Les périodes de guerre peuvent avoir des conséquences désastreuses pour l’économie car elles font payer un lourd tribut au secteur privé et entraînent souvent un développement de l’État hors de ses limites. La première année de la guerre au terrorisme a provoqué une augmentation des dépenses de l’État à un niveau jamais atteint depuis la Seconde Guerre mondiale.
Le contrôle de l’économie par le gouvernement a lui aussi progressé de façon importante, notamment dans le secteur énergétique après l’affaire Enron, et le Congrès a mis un frein à la dérégulation dans le secteur des télécommunications. Le nouveau système Medicare va sûrement entraîner un accroissement du contrôle des prix pharmaceutiques. En outre, les États-Unis ont cessé de mener la lutte pour la libéralisation des échanges commerciaux et on entend à nouveau des discours protectionnistes.

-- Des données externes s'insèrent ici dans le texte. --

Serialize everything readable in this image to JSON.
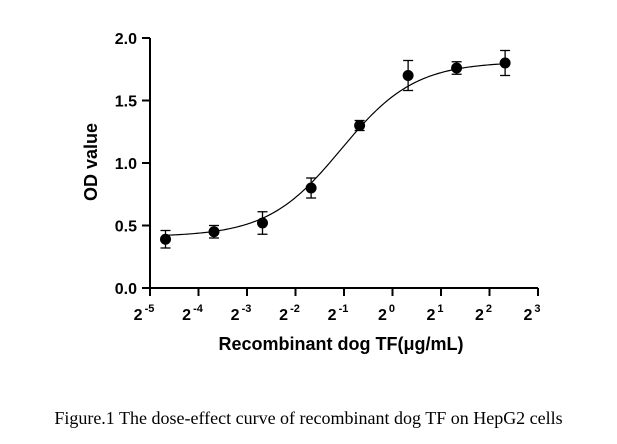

Ces évènements ont entraîné une forte critique du président George W. Bush par ses partisans conservateurs.
Pourtant, George Bush est un conservateur et un homme convaincu du bien-fondé de la libéralisation des échanges, tout comme ceux qui ont voté les budgets au Congrès. Les changements ne viennent pas d’un revirement idéologique, mais des nécessités de l’après 11 septembre. Les dépenses intérieures et les lois de régulation sont souvent issues des pressions de différents groupes d’intérêts et dégager l’intérêt national dans toutes ces demandes particulières nécessite une direction ferme, c’est ce qui a été nécessaire pour mener à bien les réformes fiscales de 2001 et 2003. Malheureusement, engagé dans la guerre d’Irak, puis dans la reconstruction, le président a dû négocier avec le Congrès au prix de certaines législations inopportunes.
Nous devons nous souvenir que, durant la Guerre froide, c’est l’antiétatisme qui nous a permis de gagner. Quand Johnson, puis Nixon ont accru excessivement la place de l’État et la régulation économique, le communisme progressait. Alors que nous nous enfoncions dans le marasme économique et moral, sous Reagan, la dérégulation économique nous a fait retrouver la croissance et gagner la Guerre froide. Juste après le 11 septembre, il était nécessaire d’accroître la place de l’État pour des questions de sécurité, mais ce n’est plus le cas aujourd’hui. Il est vrai que nous sommes dans une guerre de civilisations, pas de systèmes économiques et que les organisations terroristes savent bien utiliser les outils économiques, le marché et les libertés économiques pour mieux s’attaquer à la liberté. Toutefois nous nous battons pour nos valeurs et pour développer la liberté dans le monde, c’est l’engagement d’une génération comme l’a dit Condoleezza Rice et pour financer cet engagement, nous avons besoin d’une croissance économique forte. Cela nécessite la diminution de la place de l’État.

Source
Wall Street Journal (États-Unis)

« Guns, Butter and Terror », par Christopher DeMuth, Wall Street Journal, 2 mai 2004.